You may have heard of the new federal SECURE Act (Setting Every Community Up for Retirement Enhancement Act of 2019). It passed Congress and was signed into law in 2019 with broad bi-partisan support for updating US retirement plan laws.
There are multiple new features in the SECURE Act. One expands 401(k) access to many long-term part-time employees. Starting in 2021, part-time employees who either work 1,000 hours throughout the year or who have three consecutive years with 500 hours of service per year will be eligible to save for retirement through an employer’s 401(k) plan. Employers can still include a minimum age requirement of 21, however, so the youngest workers probably will not be covered.
The SECURE Act also doesn’t require that employers contribute an employer share for eligible part-time employees.

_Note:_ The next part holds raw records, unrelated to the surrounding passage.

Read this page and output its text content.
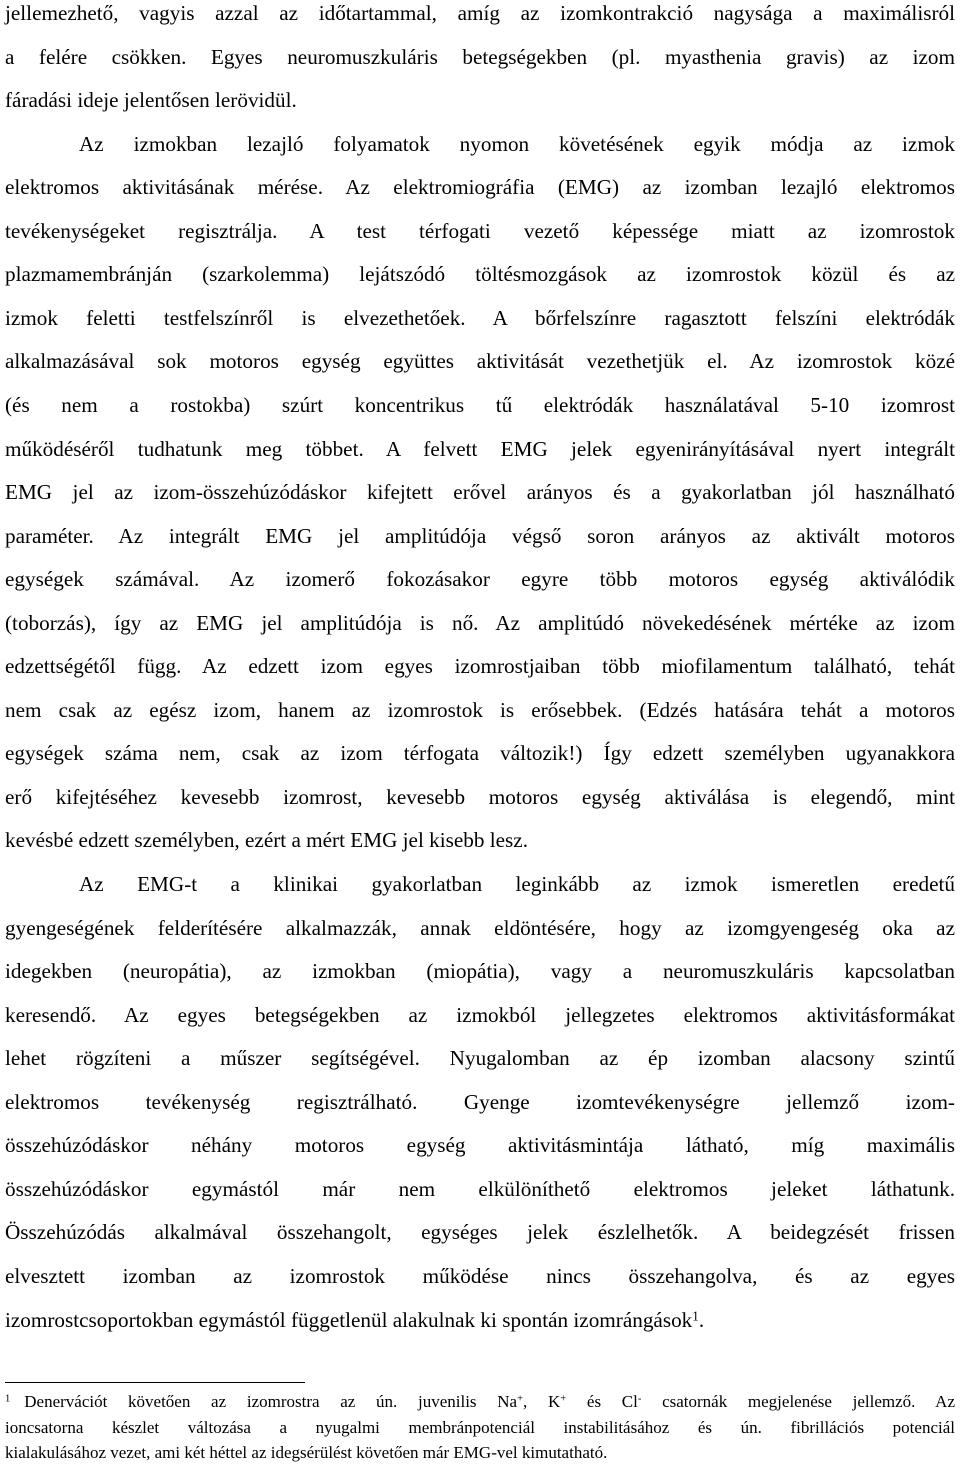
jellemezhető, vagyis azzal az időtartammal, amíg az izomkontrakció nagysága a maximálisról
a felére csökken. Egyes neuromuszkuláris betegségekben (pl. myasthenia gravis) az izom
fáradási ideje jelentősen lerövidül.
Az izmokban lezajló folyamatok nyomon követésének egyik módja az izmok
elektromos aktivitásának mérése. Az elektromiográfia (EMG) az izomban lezajló elektromos
tevékenységeket regisztrálja. A test térfogati vezető képessége miatt az izomrostok
plazmamembránján (szarkolemma) lejátszódó töltésmozgások az izomrostok közül és az
izmok feletti testfelszínről is elvezethetőek. A bőrfelszínre ragasztott felszíni elektródák
alkalmazásával sok motoros egység együttes aktivitását vezethetjük el. Az izomrostok közé
(és nem a rostokba) szúrt koncentrikus tű elektródák használatával 5-10 izomrost
működéséről tudhatunk meg többet. A felvett EMG jelek egyenirányításával nyert integrált
EMG jel az izom-összehúzódáskor kifejtett erővel arányos és a gyakorlatban jól használható
paraméter. Az integrált EMG jel amplitúdója végső soron arányos az aktivált motoros
egységek számával. Az izomerő fokozásakor egyre több motoros egység aktiválódik
(toborzás), így az EMG jel amplitúdója is nő. Az amplitúdó növekedésének mértéke az izom
edzettségétől függ. Az edzett izom egyes izomrostjaiban több miofilamentum található, tehát
nem csak az egész izom, hanem az izomrostok is erősebbek. (Edzés hatására tehát a motoros
egységek száma nem, csak az izom térfogata változik!) Így edzett személyben ugyanakkora
erő kifejtéséhez kevesebb izomrost, kevesebb motoros egység aktiválása is elegendő, mint
kevésbé edzett személyben, ezért a mért EMG jel kisebb lesz.
Az EMG-t a klinikai gyakorlatban leginkább az izmok ismeretlen eredetű
gyengeségének felderítésére alkalmazzák, annak eldöntésére, hogy az izomgyengeség oka az
idegekben (neuropátia), az izmokban (miopátia), vagy a neuromuszkuláris kapcsolatban
keresendő. Az egyes betegségekben az izmokból jellegzetes elektromos aktivitásformákat
lehet rögzíteni a műszer segítségével. Nyugalomban az ép izomban alacsony szintű
elektromos tevékenység regisztrálható. Gyenge izomtevékenységre jellemző izom-
összehúzódáskor néhány motoros egység aktivitásmintája látható, míg maximális
összehúzódáskor egymástól már nem elkülöníthető elektromos jeleket láthatunk.
Összehúzódás alkalmával összehangolt, egységes jelek észlelhetők. A beidegzését frissen
elvesztett izomban az izomrostok működése nincs összehangolva, és az egyes
izomrostcsoportokban egymástól függetlenül alakulnak ki spontán izomrángások$^1$.
$^1$ Denervációt követően az izomrostra az ún. juvenilis Na+, K+ és Cl- csatornák megjelenése jellemző. Az
ioncsatorna készlet változása a nyugalmi membránpotenciál instabilitásához és ún. fibrillációs potenciál
kialakulásához vezet, ami két héttel az idegsérülést követően már EMG-vel kimutatható.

That means that eligible part-time employees are free to contribute to their 401(k) from their own funds, but employers aren’t required to match.
Even with those limitations, the new rule will give many part-time employees a way to save for retirement that they didn’t have before. The U.S. Bureau of Labor Statistics estimates that about 3.5 million part-time workers will be able to take advantage of this new rule. The Bureau also states that about 21% of Americans have one or more part-time jobs. The Bureau’s data shows that women are about twice as likely to have part-time jobs as men, in part because of balancing work with family needs.
The SECURE Act does a few things to encourage employers to have 401(k) plans and to deal with the increased administration from having more plan participants. First, employers will have simplified regulations for having a valid plan, called “testing” in 401(k) lingo. Second, employers who set up a new 401(k) plan will be eligible for a tax credit. Third, employers will receive a tax credit if they automatically enroll eligible employees, to encourage greater participation. Employees who are automatically enrolled can opt out if they choose. However, studies show that few employees actually opt out from automatic enrollment. Employees are more likely to participate in a 401(k) plan if they are automatically enrolled than if they have to take the initiative themselves to enroll.
Because many part-time workers balance family responsibilities, they (along with their full-time colleagues) will like another feature of the SECURE Act. It allows an employee to withdraw up to $5,000 penalty-free from their 401(k) within a year of the birth or adoption of a child to help with the expenses from that event. The downside to that flexibility is that those withdrawals are handy now but deplete retirement savings you may be counting on for later in life.
Since only 55% of the adult population participates in any kind of retirement plan, according to the US Bureau of Labor Statistics, the SECURE Act aims to increase participation and the rate of savings. Adding long-term part-time employees to 401(k) plans is an important part of that approach.